Perhaps this is all just a reflection of a contemporary cultural conservatism that stretches from producers to audiences, most obviously at work in film which so often relies on audience recognition to get people into the cinema these days. Hence the superhero reboots and old TV or film franchises revived. It’s not just happening at Cineworld. In the arthouse sector – setting aside the fact that Nicolas Winding Refn’s execrable The Neon Demon is a lamentably failed attempt to channel the unheimlichness of David Lynch – we can look forward to the prospect of Italian director Luca Guadagnino remaking Italian horror classic Suspiria, starring Tilda Swinton and Dakota Johnson.

It’s at work in films, on TV (watch out for Kevin Bishop as Norman Stanley Fletcher's grandson in a remake of Ronnie Barker's classic sitcom Porridge), in music (in everything from 80s revival festivals to indie acts playing their old albums live), and in literature (another Harry Potter book? Well since you ask.)

The thought struck me watching the Arena film – an hour of found footage detailing the artistic happenings of 1966 from the Beatles to the nuclear bomb – that 50 years from now it might be difficult to excavate something similar from today’s film and TV coverage of the arts. Because there is so little coverage of the arts on TV these days, and so much of it is backward-looking.
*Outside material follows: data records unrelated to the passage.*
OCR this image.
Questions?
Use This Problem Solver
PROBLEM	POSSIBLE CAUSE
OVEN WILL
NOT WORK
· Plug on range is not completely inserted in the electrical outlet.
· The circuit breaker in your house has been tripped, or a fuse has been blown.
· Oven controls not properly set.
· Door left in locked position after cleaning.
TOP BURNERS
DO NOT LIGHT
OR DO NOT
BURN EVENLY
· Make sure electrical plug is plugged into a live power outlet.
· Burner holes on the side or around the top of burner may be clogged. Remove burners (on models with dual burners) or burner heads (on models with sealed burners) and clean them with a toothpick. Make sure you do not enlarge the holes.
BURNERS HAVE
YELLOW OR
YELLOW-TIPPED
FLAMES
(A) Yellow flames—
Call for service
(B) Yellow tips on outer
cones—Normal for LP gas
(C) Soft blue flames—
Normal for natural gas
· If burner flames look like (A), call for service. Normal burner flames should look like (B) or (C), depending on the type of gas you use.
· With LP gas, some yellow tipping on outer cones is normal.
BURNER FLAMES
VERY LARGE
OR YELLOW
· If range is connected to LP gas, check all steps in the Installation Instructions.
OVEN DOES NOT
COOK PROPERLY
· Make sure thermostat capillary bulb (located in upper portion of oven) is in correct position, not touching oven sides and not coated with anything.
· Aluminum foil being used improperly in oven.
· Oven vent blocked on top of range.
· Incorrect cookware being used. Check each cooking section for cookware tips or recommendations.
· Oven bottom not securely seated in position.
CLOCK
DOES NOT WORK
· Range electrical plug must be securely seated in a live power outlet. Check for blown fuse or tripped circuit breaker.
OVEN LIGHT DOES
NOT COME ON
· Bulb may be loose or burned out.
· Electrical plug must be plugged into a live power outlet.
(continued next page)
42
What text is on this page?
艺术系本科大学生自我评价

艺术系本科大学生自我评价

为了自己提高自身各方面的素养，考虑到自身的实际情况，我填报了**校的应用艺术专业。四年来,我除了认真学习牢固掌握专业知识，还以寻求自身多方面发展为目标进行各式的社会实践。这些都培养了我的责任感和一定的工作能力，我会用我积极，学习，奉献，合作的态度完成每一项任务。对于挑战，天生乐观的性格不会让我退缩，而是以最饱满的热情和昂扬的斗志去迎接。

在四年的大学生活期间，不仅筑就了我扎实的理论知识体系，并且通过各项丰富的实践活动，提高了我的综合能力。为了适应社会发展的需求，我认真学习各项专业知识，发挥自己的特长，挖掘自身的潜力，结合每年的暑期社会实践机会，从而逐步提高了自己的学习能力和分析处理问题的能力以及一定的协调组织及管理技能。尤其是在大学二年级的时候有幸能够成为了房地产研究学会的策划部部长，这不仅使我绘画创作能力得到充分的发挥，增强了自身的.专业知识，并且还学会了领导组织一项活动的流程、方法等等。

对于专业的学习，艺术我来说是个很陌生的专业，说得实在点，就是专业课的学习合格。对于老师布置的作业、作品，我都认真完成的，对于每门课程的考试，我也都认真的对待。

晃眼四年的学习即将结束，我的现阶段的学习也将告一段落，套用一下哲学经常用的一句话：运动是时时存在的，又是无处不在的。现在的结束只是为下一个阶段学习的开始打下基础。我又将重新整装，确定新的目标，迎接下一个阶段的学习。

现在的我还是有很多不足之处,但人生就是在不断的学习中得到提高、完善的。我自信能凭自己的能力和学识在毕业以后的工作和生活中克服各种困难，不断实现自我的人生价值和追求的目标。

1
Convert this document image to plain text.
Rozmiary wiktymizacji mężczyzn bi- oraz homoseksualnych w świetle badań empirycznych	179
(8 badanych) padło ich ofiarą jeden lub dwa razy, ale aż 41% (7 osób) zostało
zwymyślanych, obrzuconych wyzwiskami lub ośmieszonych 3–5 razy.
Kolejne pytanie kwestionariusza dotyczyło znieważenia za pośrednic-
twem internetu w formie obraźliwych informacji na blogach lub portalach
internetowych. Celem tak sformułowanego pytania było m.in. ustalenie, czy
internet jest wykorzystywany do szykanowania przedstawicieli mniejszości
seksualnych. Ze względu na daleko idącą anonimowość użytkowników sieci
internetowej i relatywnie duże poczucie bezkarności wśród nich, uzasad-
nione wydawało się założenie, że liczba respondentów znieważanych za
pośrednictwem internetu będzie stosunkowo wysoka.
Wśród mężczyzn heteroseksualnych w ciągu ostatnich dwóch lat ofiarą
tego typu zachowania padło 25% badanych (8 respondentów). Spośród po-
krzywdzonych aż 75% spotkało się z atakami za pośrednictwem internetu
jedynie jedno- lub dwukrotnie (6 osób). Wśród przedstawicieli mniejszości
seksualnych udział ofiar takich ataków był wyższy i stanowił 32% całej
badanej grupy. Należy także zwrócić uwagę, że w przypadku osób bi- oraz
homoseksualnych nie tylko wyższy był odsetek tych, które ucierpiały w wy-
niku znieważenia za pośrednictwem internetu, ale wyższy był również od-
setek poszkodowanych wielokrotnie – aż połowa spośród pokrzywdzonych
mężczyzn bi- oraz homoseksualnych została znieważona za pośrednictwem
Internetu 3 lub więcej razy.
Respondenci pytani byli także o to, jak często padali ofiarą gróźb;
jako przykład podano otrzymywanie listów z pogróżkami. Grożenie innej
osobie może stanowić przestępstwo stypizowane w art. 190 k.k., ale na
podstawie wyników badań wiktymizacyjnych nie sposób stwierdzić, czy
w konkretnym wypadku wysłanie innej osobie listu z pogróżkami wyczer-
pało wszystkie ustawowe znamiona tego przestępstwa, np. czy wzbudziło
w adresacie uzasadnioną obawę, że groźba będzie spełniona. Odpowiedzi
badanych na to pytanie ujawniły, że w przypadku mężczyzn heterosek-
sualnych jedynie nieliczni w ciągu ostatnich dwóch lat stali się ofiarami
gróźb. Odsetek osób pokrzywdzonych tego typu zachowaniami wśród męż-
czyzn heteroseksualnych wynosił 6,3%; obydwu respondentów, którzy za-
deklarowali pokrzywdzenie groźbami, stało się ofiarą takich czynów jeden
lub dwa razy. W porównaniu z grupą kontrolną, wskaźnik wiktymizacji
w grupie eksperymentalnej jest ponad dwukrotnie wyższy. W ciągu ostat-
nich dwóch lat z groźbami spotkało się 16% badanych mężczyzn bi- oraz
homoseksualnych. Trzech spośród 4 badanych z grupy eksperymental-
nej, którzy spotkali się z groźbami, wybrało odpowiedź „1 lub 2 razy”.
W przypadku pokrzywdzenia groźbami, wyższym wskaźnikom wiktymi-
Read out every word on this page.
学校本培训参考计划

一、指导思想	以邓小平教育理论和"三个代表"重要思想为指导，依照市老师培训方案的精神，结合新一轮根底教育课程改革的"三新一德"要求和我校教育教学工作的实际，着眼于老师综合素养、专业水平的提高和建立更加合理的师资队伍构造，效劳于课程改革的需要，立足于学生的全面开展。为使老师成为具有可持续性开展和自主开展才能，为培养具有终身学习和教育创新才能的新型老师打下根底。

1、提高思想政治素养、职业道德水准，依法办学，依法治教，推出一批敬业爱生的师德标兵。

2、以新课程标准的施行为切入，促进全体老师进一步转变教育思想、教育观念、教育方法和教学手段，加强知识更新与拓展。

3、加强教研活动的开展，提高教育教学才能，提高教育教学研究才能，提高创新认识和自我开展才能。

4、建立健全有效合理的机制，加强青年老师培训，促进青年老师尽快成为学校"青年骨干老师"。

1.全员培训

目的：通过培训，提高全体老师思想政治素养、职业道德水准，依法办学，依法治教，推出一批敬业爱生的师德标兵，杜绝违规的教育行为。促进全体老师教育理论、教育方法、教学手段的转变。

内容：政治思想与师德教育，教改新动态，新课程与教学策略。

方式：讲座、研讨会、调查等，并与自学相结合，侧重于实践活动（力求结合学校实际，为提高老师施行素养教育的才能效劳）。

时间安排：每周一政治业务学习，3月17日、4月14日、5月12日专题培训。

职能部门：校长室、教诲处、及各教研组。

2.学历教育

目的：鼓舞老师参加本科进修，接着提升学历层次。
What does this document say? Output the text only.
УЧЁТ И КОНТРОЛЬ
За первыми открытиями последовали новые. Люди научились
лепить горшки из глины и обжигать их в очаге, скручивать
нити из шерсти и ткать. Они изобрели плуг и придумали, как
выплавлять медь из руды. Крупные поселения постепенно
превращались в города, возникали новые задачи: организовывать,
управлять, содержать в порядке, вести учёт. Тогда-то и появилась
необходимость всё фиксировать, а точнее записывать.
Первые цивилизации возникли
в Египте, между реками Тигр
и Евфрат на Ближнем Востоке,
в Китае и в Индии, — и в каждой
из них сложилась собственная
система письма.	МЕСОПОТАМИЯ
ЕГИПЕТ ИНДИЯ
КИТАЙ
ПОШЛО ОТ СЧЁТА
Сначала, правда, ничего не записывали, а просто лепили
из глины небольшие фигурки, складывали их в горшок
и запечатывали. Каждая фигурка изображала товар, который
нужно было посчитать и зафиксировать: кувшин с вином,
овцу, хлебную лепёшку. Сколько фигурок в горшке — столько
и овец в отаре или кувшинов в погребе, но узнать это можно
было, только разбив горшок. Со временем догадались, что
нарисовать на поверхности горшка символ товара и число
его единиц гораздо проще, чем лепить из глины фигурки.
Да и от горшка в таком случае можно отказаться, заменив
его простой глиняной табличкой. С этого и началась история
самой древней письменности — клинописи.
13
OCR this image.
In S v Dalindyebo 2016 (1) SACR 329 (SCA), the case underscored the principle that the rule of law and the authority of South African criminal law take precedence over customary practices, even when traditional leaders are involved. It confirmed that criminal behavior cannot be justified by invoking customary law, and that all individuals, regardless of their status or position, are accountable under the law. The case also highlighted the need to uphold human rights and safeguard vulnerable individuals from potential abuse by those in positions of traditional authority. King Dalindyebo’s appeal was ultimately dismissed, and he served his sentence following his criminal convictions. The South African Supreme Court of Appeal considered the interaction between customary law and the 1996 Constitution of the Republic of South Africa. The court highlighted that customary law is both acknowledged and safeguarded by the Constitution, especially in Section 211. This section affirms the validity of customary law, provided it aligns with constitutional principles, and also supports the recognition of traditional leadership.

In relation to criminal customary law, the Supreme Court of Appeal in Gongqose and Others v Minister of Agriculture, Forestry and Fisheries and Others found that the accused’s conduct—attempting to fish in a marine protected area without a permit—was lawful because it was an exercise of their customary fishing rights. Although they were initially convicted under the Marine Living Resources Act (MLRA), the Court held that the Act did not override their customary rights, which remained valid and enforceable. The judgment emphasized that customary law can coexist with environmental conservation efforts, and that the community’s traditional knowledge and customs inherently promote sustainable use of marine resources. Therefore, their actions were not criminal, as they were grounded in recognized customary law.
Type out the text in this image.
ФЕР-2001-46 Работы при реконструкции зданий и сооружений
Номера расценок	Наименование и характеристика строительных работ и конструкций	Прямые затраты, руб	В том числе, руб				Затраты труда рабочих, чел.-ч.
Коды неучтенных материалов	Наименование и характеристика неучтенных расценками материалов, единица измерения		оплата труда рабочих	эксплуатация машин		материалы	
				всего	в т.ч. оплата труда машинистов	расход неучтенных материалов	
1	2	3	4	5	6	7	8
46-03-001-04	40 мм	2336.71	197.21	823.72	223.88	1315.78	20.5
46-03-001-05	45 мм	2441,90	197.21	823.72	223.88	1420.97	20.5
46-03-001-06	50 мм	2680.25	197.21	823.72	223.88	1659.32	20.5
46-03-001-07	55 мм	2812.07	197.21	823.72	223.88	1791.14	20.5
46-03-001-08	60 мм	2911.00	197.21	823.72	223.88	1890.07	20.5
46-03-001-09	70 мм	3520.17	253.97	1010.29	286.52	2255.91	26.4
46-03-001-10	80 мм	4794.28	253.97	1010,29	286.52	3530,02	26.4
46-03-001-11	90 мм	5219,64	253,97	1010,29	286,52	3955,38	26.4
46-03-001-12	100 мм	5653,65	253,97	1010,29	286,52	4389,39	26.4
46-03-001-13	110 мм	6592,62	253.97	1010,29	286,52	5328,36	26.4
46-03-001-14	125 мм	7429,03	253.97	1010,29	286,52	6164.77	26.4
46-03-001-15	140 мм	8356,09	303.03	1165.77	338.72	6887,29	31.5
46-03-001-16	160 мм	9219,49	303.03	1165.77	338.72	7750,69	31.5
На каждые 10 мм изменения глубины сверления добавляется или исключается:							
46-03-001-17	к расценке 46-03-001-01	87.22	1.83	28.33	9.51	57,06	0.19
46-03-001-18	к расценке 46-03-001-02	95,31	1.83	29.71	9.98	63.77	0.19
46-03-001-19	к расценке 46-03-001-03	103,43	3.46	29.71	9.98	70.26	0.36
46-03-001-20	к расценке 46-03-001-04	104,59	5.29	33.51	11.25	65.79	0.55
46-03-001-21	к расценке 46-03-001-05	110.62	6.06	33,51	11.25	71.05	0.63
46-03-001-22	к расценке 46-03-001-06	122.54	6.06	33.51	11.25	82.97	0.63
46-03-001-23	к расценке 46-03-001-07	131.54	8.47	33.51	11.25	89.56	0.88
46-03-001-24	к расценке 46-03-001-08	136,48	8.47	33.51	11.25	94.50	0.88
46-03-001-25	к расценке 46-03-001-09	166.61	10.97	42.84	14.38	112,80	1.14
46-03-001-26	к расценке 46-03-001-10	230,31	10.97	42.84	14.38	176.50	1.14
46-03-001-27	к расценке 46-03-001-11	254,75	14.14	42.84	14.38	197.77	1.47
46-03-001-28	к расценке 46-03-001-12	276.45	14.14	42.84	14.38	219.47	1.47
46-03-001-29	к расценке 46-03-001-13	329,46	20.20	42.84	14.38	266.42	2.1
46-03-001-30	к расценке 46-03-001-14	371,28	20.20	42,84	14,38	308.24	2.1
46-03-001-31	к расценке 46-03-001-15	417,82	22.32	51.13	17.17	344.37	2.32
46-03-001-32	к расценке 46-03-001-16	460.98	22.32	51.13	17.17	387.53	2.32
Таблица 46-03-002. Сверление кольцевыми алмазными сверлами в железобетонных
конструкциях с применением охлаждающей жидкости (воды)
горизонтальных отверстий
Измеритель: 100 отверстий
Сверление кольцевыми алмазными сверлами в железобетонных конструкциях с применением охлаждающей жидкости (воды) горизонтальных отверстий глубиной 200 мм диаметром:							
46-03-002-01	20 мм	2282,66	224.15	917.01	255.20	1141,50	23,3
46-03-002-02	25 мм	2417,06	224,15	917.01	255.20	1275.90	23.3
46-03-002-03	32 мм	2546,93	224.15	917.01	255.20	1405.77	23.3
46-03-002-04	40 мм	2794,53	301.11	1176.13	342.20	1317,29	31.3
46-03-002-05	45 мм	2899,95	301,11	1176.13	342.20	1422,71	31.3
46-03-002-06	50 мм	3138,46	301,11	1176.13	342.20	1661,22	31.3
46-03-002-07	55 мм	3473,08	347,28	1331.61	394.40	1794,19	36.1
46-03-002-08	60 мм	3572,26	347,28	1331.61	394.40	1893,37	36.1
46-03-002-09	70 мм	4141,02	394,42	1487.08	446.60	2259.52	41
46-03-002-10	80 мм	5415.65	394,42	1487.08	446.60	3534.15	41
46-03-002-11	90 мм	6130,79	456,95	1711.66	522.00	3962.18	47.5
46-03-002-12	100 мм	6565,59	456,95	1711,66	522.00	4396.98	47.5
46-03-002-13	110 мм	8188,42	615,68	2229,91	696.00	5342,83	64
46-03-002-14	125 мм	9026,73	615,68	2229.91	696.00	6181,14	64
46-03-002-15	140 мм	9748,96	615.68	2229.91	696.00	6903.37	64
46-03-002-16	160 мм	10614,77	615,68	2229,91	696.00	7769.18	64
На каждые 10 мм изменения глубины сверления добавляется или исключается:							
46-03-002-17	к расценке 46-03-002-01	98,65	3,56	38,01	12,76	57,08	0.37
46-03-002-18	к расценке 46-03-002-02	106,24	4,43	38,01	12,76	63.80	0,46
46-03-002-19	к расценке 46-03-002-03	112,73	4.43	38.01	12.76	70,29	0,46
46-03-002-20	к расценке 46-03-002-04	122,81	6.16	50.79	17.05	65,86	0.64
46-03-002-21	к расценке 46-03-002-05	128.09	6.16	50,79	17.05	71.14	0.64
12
One of the thrilling moments in the Savage film was a sequence featuring the wonderful artist Pauline Boty, whose name is not as well-known as it should be mostly because she died tragically young and maybe, too, because she was a woman. Will there be similar footage of, say, Anya Gallaccio or Lynette Yiadom-Boakye to draw on 50 years from now?

So one of the reasons to embrace cultural markers like the Booker Prize longlist, announced earlier this week, is because it’s engaged with what’s happening now. Even if, as ever, it’s a list that includes more historical novels than is surely healthy. And no James Kelman.

In the 1960s the culture was youthful, forward looking, concerned with what was next. There’s a danger in the 21st century that the baby boomers are still in charge and are more concerned with their Grateful Dead box sets than finding the next big thing.

As Edinburgh will no doubt remind us over the next month, the best place to find new voices is on stage. The best things I’ve seen this year – Kathryn Joseph singing in Kirkcaldy and William Letford reciting his poetry in Linlithgow – were thrilling because both carried the shock of the new with them. Even at my advancing age I can get excited about things I’ve not seen nor heard before.

Oh and have you heard Ben Chatwin’s new electronic album Heat & Entropy? It comes recommended by both myself and my daughter.